Transfer Learning to Predict Missing Ratings in Recommender Systems
Weike Pan, Nathan Liu, Evan Xiang and Qiang Yang
Data sparsity due to missing ratings is a major challenge for collaborative filtering (CF) techniques in recommender systems. This is especially true for CF domains where the ratings are expressed numerically. We observe that, while we may lack the information in numerical ratings, we may have more data in the form of binary ratings. This is especially true when users can easily express themselves with their like and dislike for certain items. In this paper, we explore how to use the binary preference data expressed in the form of like/dislike to help reduce the impact of data sparsity of more expressive numerical ratings.
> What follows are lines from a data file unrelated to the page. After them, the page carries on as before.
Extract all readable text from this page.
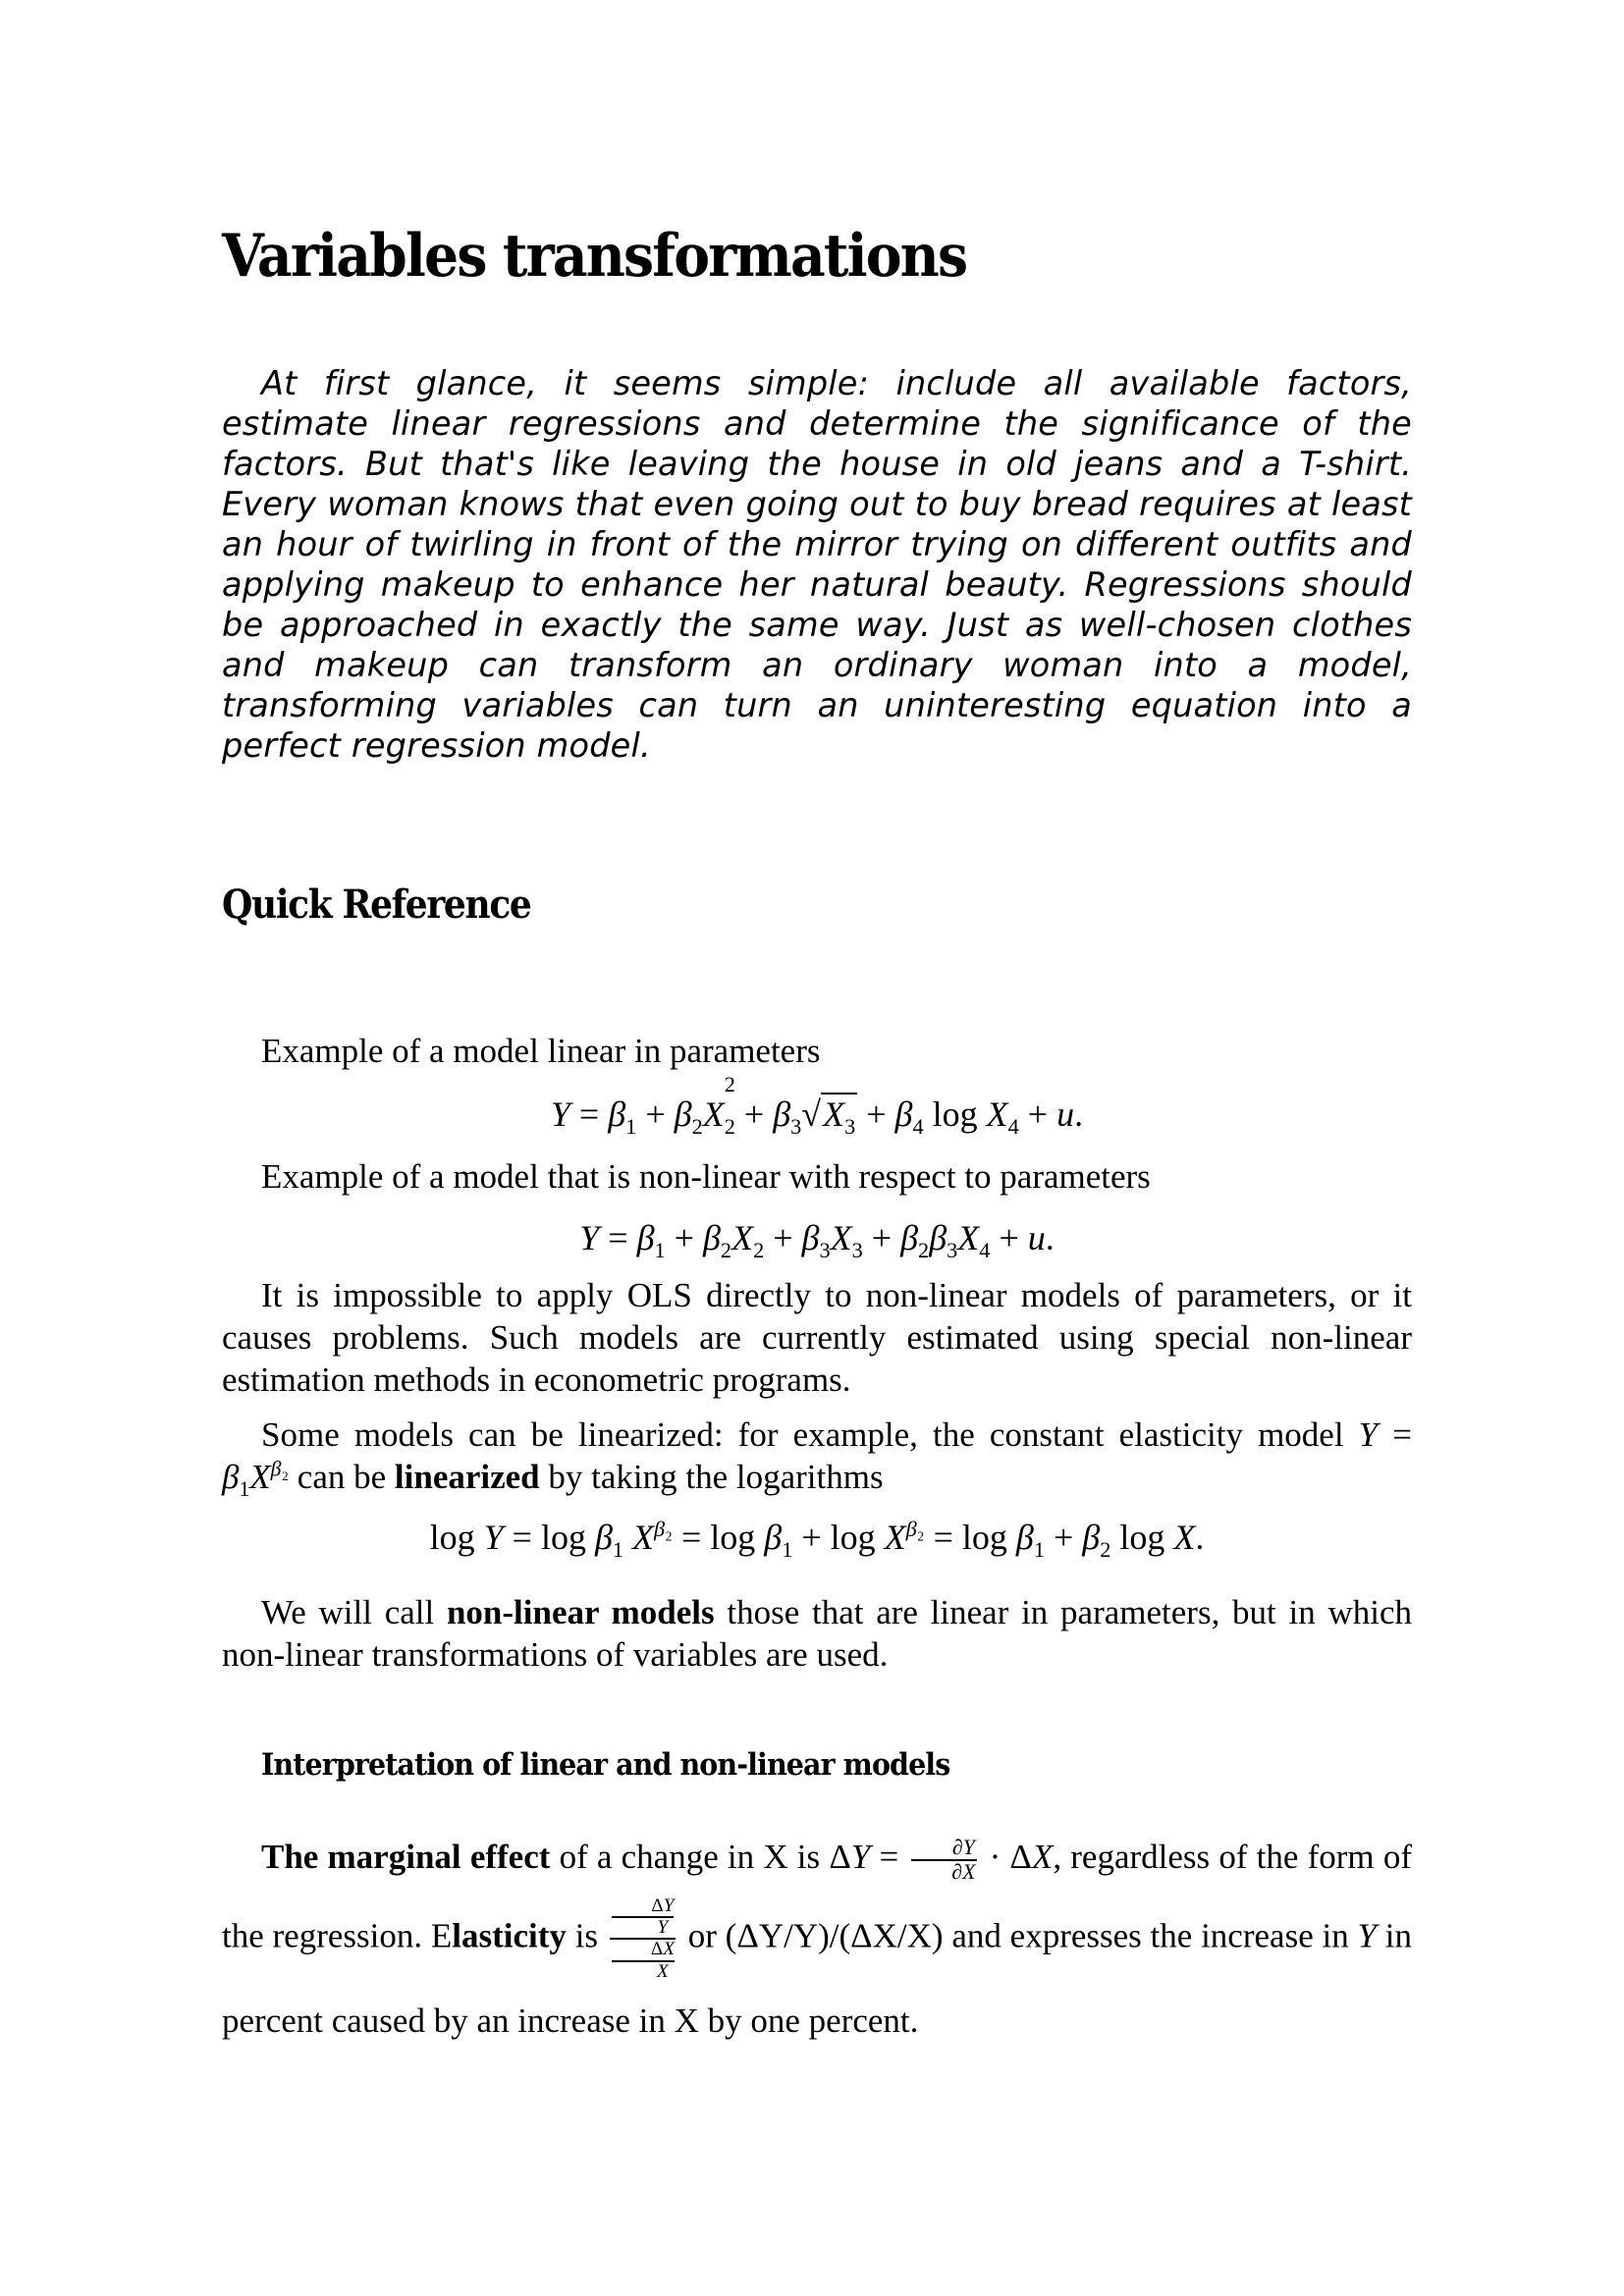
Variables transformations

At first glance, it seems simple: include all available factors, estimate linear regressions and determine the significance of the factors. But that's like leaving the house in old jeans and a T-shirt. Every woman knows that even going out to buy bread requires at least an hour of twirling in front of the mirror trying on different outfits and applying makeup to enhance her natural beauty. Regressions should be approached in exactly the same way. Just as well-chosen clothes and makeup can transform an ordinary woman into a model, transforming variables can turn an uninteresting equation into a perfect regression model.

Quick Reference

Example of a model linear in parameters

$Y = \beta_1 + \beta_2X$
$_{2 2} + \beta_3√X_3 + \beta_4$ $\log X_4 + u$.

Example of a model that is non-linear with respect to parameters

$Y = \beta_1 + \beta_2X_2 + \beta_3X_3 + \beta_2\beta_3X_4 + u$.

It is impossible to apply OLS directly to non-linear models of parameters, or it causes problems. Such models are currently estimated using special non-linear estimation methods in econometric programs.

Some models can be linearized: for example, the constant elasticity model $Y = \beta_1X^{\beta_2}$ can be linearized by taking the logarithms

$\log Y = \log \beta_1$ $X^{\beta_2} = \log \beta_1 + \log X^{\beta_2} = \log \beta_1 + \beta_2$ log X.

We will call non-linear models those that are linear in parameters, but in which non-linear transformations of variables are used.

Interpretation of linear and non-linear models

The marginal effect of a change in X is $\Delta Y = \frac{\partial Y}{\partial X} \cdot \Delta X$, regardless of the form of the regression. Elasticity is ΔY
Y
ΔX
X or (ΔY/Y)/(ΔX/X) and expresses the increase in Y in percent caused by an increase in X by one percent.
We do this by transferring the rating knowledge of a latent rating space from some auxiliary data source in the form of like/dislike, to a target numerical rating matrix. Our solution is to model data of both numerical ratings and like/dislike in a principled way, using a novel collective matrix tri-factorization (CMTF) framework. In particular, we construct the shared latent space collectively and learn the data-dependent effect separately. A major advantage of the CMTF approach over previous collective matrix factorization (or bi-factorization) methods is that we are able to capture the data-dependent effect when sharing the data-independent knowledge, so as to increase the overall quality of knowledge transfer. Experimental results demonstrate the effectiveness of CMTF at various sparsity levels as compared to several state-of-the-art methods.